This week I lost NBN connection and was locked out of my Google account while trying to buy an eBook of Ilya Kaminsky’s “Dancing in Odessa”. Today I found myself in the impossible position of trying to convey to an Optus consultant why it was no use telling me to download the Optus app to help fix my problem because I’m locked out of my Google account, all the while trying to keep my sick children entertained with “Play School” running off my phone data. And this mini technological apocalypse, irritating though it was, occurred while Kyiv is bombed and Ukrainians flee for their lives all across Europe.
In the privileged West our lives are constantly lived in the shadow of someone else’s disaster. Sometimes that disaster arrives in our own homes – the COVID-19 pandemic is by no means over, and who knows what the current Ukrainian-Russian conflict means for the rest of the world. But in my life it has mostly taken place from a distance. Mostly I sit in comfort while others live daily through disasters I could never imagine.

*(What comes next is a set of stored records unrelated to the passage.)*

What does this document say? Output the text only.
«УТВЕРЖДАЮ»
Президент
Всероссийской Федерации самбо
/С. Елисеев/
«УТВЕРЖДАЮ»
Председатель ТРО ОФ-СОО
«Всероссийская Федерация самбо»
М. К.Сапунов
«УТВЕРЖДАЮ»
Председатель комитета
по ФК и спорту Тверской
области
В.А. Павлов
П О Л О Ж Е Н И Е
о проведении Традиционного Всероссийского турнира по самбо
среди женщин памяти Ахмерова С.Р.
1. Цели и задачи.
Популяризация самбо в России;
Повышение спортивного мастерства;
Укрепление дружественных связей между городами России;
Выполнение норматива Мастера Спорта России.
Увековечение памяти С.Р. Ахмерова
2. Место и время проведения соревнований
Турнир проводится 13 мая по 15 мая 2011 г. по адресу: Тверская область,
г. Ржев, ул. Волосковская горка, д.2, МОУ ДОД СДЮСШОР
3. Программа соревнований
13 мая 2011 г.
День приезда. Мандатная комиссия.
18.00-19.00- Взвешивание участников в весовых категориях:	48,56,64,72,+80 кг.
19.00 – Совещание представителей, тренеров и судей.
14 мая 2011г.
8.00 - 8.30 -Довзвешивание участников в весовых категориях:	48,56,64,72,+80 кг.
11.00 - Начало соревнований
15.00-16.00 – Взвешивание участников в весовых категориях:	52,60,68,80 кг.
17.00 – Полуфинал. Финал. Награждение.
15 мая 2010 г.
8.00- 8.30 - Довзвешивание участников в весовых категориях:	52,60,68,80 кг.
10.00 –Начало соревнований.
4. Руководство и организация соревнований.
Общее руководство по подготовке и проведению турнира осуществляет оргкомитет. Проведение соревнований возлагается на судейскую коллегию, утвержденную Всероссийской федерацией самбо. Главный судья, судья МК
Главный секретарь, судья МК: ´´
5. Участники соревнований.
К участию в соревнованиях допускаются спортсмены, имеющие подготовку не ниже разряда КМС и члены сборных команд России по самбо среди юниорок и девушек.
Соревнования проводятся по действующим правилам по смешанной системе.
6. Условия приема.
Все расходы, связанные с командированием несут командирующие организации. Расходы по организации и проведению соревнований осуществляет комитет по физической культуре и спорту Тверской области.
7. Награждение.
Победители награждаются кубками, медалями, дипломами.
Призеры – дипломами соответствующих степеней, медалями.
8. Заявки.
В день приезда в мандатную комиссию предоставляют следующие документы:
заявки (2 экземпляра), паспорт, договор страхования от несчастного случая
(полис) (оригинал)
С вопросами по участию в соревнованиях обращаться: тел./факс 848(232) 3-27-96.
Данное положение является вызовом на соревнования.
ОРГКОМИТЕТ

I am not to blame for these disasters yet I am complicit in the sin that has broken this world. And I am responsible for the ungrateful way that I hoard my own treasures and safety while others have nothing. Today’s poem, “We Lived Happily Through the War” by Ukraine-born now American-resident Ilya Kaminsky, captures some of this tension perfectly and, like much of Kaminsky’s work, articulates this in the form of a cry to God for mercy. I have also been listening to the music of Ukrainian artist Endless Melancholy whose “Forgive” seems a perfect accompaniment to Kaminsky’s words and the need we all have for forgiveness in these troubling times. Kazimir Malevich’s “Sensation of an imprisoned man” also complements the longing felt on the other side, by those disconnected from the beauties and freedoms enjoyed by many in this world. In all of these pieces we might hear the Lenten cry, “Lord have mercy.”